Dois pareceres concluídos pela Secretaria Municipal da Cultura (SMC) apontam que não foi localizada nenhuma relação entre a suástica nazista e a pintura do piso de um recanto junto ao lago do Parque Farroupilha, a Redenção, em Porto Alegre.
Os documentos, assinados pelo titular da SMC, Gunter Axt, e pelo diretor de Patrimônio e Memória da pasta, Nelson Boeira, atentam para a ausência de provas, indícios ou documentações que sustentem a alegação de que a obra faria alusão ao nazismo. Além disso, é destacado que o contexto da provável época de realização da arte original era desfavorável para a Alemanha hitlerista no Brasil, o que tornaria menos possível uma homenagem oficial.
A polêmica teve início em meados de outubro, quando postagens de frequentadores da Redenção nas redes sociais levantaram a suspeita de que o grafismo no piso faria menção à suástica.
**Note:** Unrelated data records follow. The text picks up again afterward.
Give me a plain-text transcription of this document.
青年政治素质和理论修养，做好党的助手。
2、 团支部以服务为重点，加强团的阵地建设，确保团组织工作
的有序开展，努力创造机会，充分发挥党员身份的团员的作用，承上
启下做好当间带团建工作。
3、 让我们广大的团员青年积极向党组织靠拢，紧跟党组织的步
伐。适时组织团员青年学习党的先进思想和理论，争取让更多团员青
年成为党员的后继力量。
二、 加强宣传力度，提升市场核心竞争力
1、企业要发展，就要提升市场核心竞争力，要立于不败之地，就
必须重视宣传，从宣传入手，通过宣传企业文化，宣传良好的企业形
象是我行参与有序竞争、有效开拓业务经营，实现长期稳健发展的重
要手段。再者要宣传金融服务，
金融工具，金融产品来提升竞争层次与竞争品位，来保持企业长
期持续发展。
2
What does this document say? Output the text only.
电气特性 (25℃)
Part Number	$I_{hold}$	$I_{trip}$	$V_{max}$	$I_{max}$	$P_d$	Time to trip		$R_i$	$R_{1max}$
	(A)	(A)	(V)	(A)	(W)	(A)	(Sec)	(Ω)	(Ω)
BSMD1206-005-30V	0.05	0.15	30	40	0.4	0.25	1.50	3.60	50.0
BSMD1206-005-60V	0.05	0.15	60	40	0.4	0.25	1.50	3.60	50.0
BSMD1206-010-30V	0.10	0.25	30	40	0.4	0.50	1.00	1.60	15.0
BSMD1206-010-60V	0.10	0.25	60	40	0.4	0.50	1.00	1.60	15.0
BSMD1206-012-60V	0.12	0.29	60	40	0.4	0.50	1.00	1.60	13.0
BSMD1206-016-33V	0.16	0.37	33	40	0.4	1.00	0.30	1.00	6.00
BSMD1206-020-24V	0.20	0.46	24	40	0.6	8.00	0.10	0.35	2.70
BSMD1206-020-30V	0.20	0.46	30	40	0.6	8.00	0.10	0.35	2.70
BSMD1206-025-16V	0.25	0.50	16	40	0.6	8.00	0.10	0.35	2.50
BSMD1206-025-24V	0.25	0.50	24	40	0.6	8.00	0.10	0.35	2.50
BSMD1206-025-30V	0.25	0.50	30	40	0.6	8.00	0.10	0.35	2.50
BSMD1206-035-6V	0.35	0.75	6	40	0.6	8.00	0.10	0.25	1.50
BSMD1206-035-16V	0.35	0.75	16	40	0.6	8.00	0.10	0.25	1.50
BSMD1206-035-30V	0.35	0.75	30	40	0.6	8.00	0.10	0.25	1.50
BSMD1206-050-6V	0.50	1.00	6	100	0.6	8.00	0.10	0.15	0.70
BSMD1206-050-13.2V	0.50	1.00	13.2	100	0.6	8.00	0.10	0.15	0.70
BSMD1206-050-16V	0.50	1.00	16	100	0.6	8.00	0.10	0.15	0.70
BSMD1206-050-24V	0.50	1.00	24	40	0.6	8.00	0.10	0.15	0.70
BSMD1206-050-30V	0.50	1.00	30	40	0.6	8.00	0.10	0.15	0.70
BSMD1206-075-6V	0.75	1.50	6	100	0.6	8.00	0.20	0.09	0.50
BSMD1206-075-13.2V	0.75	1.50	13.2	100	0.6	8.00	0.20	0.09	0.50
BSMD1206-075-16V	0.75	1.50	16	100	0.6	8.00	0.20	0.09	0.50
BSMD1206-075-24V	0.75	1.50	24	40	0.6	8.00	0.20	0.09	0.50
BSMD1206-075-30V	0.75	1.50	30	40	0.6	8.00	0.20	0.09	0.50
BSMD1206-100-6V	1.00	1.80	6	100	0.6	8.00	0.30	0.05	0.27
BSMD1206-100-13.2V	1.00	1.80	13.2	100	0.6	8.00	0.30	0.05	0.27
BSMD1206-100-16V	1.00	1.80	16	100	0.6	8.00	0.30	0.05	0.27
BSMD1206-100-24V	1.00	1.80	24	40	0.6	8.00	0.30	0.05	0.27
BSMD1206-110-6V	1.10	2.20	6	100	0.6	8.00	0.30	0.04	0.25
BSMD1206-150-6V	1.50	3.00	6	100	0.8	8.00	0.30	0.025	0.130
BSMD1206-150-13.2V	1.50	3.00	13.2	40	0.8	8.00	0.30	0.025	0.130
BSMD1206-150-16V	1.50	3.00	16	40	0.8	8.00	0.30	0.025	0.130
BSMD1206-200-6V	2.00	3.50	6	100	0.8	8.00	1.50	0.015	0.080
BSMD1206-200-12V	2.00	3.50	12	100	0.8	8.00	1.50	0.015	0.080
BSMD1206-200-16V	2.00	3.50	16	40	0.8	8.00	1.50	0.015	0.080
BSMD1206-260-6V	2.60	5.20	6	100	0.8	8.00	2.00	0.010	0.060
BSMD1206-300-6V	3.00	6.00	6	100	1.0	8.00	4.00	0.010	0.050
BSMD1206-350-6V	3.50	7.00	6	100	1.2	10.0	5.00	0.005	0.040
O caso ganhou repercussão e o prefeito Sebastião Melo determinou que a SMC fizesse um estudo histórico sobre o recanto. À época, ele manifestou que, caso ficasse demonstrada vinculação, a pintura seria removida. Contudo, os pareceres não detectaram relação com o nazismo, movimento responsável por milhões de mortes na Segunda Guerra.
A pesquisa da SMC no arquivo histórico não identificou o autor original da obra, mas apontou que ela foi realizada “certamente na década de 40”. O mais provável é que a pintura tenha sido feita na primeira metade desta década. É esse contexto que move a primeira argumentação da SMC: a partir de 1938, o Brasil promoveu uma virada na relação com a Alemanha e os migrantes germânicos que aqui estavam. O presidente Getúlio Vargas nomeou Cordeiro de Farias como interventor do Rio Grande do Sul. Ao exercer a função, Cordeiro de Farias se notabilizou por governar o Estado com ímpeto de perseguição aos imigrantes alemães e aos germanistas.
— O registro fotográfico mais antigo dessa decoração do piso é de 1943. Neste ano, estávamos saindo do período Cordeiro de Farias, que foi um interventor muito duro com os teutos (alemães). Foi um período de perseguições, da campanha de nacionalização, da proibição da língua alemã — diz Axt.
Em 1942, submarinos alemães afundaram navios brasileiros na costa do país. Depois disso, o Brasil juntou-se aos Aliados e declarou guerra à Alemanha (Eixo). Foi nessa época que a população saiu às ruas de Porto Alegre e promoveu um quebra-quebra generalizado de empresas de origem alemã.
Considerando o contexto histórico, os anos de beligerância dos brasileiros com os alemães na década de 40 e a ausência de evidências documentais nos arquivos do município, Axt avalia que não há relação determinada entre a pintura da Redenção e qualquer homenagem ou alusão nazista. Ele soma uma razão estética à conclusão dos pareceres, que avaliou ser “preliminar”.
— O padrão decorativo do piso era bastante comum e popular nos anos 30 e 40 — diz Axt.
No parecer, ele escreve que o padrão gráfico remete “o abstrato nas obras de Piet Mondrian (pintor holandês modernista), rico em cores quentes, contrastes, linhas retas e figuras geométricas”.
Boeira, diretor de Patrimônio e Memória da SMC, ainda ressaltou que não foram localizados na imprensa da época, seja na brasileira ou na alemã que existia no Rio Grande do Sul, qualquer referência de que uma pintura com homenagem ou alusão ao nazismo havia sido inaugurada na Redenção.
— Isso não passaria despercebido — avaliou Boeira.
Ele salienta que o trabalho de pesquisa foi feito com “respeito” a quem eventualmente se sentiu ofendido pela pintura e deixou aberta a porta para a continuidade dos debates, dada a escassez de documentos de caráter histórico.
— No futuro, se vier uma prova concludente, podemos mudar de opinião. Mas tem de ser com base em argumentos e em pesquisas históricas substantivas e sólidas — pontuou Boeira.
O secretário da Cultura diz que não está definido o que será feito daquele recanto em termos de decoração. Depois das denúncias em redes sociais sobre o desenho, o piso foi vandalizado com tinta branca e verde.
— Entendemos que a vinculação não se sustenta, mas, como foi vandalizado, não está decidido o que fazer, se vamos restaurar ou suprimir. Para isso, será preciso abrir o debate com os técnicos (de patrimônio e memória da SMC) — afirma Axt.
O polêmico grafismo ressurgiu em fevereiro de 2020, ocasião em que vários pontos da Redenção passaram por reformas e restauro. No recanto, foi destacada e refeita a pintura original, que depois viria a ser objeto de polêmica.